Resources · Tuition Reimbursement
NYC private school tuition reimbursement: how Carter cases work
When the New York City Department of Education fails to offer a child with a disability an appropriate program, federal law lets parents place the child in a private school and seek public funding for the tuition. These claims are called Carter cases. SixOneThree PLLC is a boutique New York City special education law firm whose managing attorney has personally litigated more than 700 impartial hearings, with tuition reimbursement as a core practice area.
The legal foundation
The Individuals with Disabilities Education Act (IDEA) requires school districts to provide every eligible child a Free Appropriate Public Education, known as FAPE. Two Supreme Court decisions, Burlington (1985) and Carter (1993), established that when a district fails to do so, parents may unilaterally enroll their child in an appropriate private school and recover the tuition. In New York City this plays out through a due process complaint and an impartial hearing against the DOE.
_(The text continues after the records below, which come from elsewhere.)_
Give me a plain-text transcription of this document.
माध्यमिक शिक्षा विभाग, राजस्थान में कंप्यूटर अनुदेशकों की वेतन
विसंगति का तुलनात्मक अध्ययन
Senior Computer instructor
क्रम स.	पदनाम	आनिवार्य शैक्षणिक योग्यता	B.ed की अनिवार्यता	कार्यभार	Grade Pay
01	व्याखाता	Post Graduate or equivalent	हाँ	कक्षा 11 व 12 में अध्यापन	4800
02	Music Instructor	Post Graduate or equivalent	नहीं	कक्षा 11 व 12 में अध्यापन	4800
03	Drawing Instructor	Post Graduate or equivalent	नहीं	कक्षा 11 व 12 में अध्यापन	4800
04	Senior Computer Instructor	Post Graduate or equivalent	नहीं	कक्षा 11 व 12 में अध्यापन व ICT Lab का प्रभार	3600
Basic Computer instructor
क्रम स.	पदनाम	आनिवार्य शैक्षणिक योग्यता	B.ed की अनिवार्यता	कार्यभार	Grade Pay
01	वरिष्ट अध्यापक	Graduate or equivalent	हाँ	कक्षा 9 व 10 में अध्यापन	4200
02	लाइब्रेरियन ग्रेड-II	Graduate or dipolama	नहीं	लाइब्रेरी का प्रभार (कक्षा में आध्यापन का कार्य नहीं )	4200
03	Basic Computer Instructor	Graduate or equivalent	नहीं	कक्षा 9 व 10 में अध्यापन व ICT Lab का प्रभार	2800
Will the NYC DOE pay for my child's private school?
Often yes, when three things are true: the DOE failed to offer your child a Free Appropriate Public Education (FAPE), the private school you chose is appropriate for your child's needs, and the equities favor you, which mostly means you cooperated with the process and gave proper notice. This is called a Carter case, after the 1993 Supreme Court decision in Florence County School District Four v. Carter. Parents who prevail can recover tuition through an impartial hearing or settlement.
What is the three prong Burlington Carter test?
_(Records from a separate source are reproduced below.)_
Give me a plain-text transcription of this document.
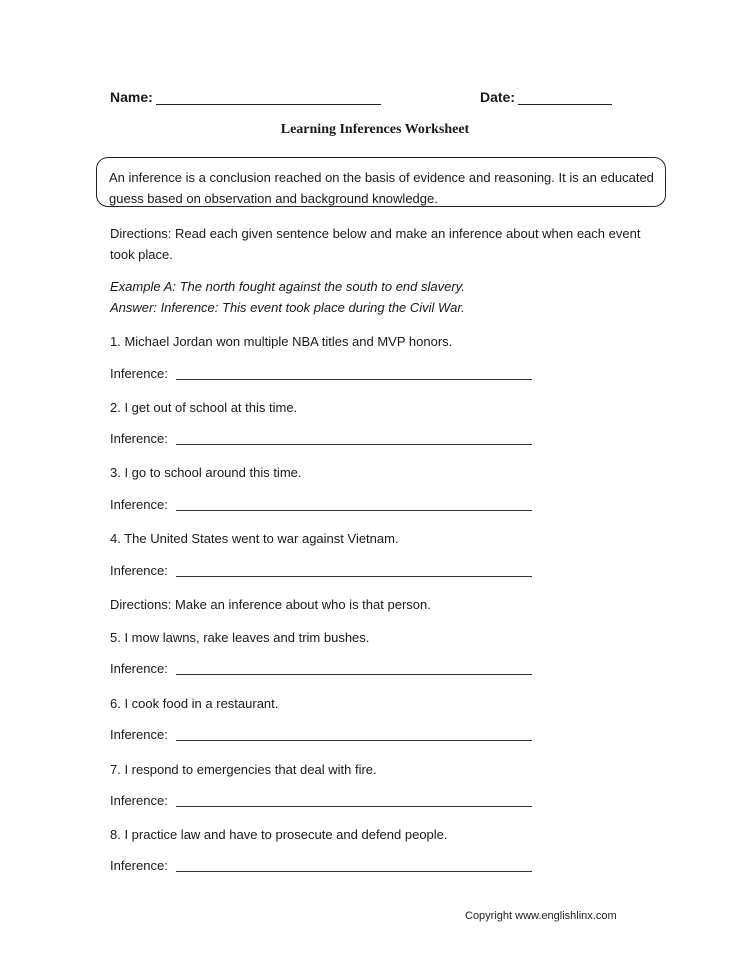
Name:	Date:
Learning Inferences Worksheet
An inference is a conclusion reached on the basis of evidence and reasoning. It is an educated guess based on observation and background knowledge.
Directions: Read each given sentence below and make an inference about when each event took place.
Example A: The north fought against the south to end slavery.
Answer: Inference: This event took place during the Civil War.
1. Michael Jordan won multiple NBA titles and MVP honors.
Inference:
2. I get out of school at this time.
Inference:
3. I go to school around this time.
Inference:
4. The United States went to war against Vietnam.
Inference:
Directions: Make an inference about who is that person.
5. I mow lawns, rake leaves and trim bushes.
Inference:
6. I cook food in a restaurant.
Inference:
7. I respond to emergencies that deal with fire.
Inference:
8. I practice law and have to prosecute and defend people.
Inference:
Copyright www.englishlinx.com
Prong one: the school district failed to offer FAPE, for example an IEP missing needed services or a placement that cannot implement it. Prong two: the parent's chosen private placement is appropriate, meaning it is reasonably calculated to provide educational benefit. The school does not need to be state approved or perfect. Prong three: equitable considerations support the parent, including timely ten day notice and cooperation with the Committee on Special Education.
What is the ten day notice and why does it matter?
Before removing a child to a private school at public expense, parents must give the school district written notice at least ten business days before the removal. The notice should explain why the public program is inadequate, identify the private school, and state the intent to seek public funding. Missing or vague notice is one of the most common ways families weaken an otherwise strong reimbursement claim.
What is the difference between Carter and Connors funding?
Carter reimburses parents for tuition they have already paid once they prevail. Connors funding orders the DOE to pay the school directly when parents prove they cannot front the tuition, in addition to meeting the standard three prongs. Connors is how families without the resources to prepay tuition can still access an appropriate private placement.
What is a Nickerson letter?
When the DOE misses its legal timeline to evaluate or place a child, typically 60 days from consent to evaluate, the family may be entitled to a Nickerson letter, also called a P1 letter. It authorizes immediate enrollment in a state approved nonpublic school at public expense for that school year.
Do I need a lawyer for a tuition reimbursement case in NYC?
These cases are won on evidence, deadlines, and documentation: evaluations, progress data, IEP history, the ten day notice, and a record built for a hearing officer. The DOE is represented at hearings. Under IDEA, parents who prevail can also recover reasonable attorney fees from the district, which means strong cases are often handled at no net cost to the family.
How big is the Carter case system in NYC?
Very large. NYC has spent more than 700 million dollars a year on Carter tuition funding in recent years, with total private placement spending above 1 billion dollars, and families file well over ten thousand due process complaints annually. Hearings are administrative, most matters settle, and parents who proceed to hearing frequently prevail.
How SixOneThree approaches these cases
We audit the IEP history and service record, confirm the ten day notice is timely and specific, build the evidentiary record evaluations and hearing officers find persuasive, and litigate or settle through the impartial hearing process. As a boutique practice we take a limited docket so each family receives genuine attention, and we explain every step in plain language.
This page is general information, not legal advice, and reading it does not create an attorney client relationship.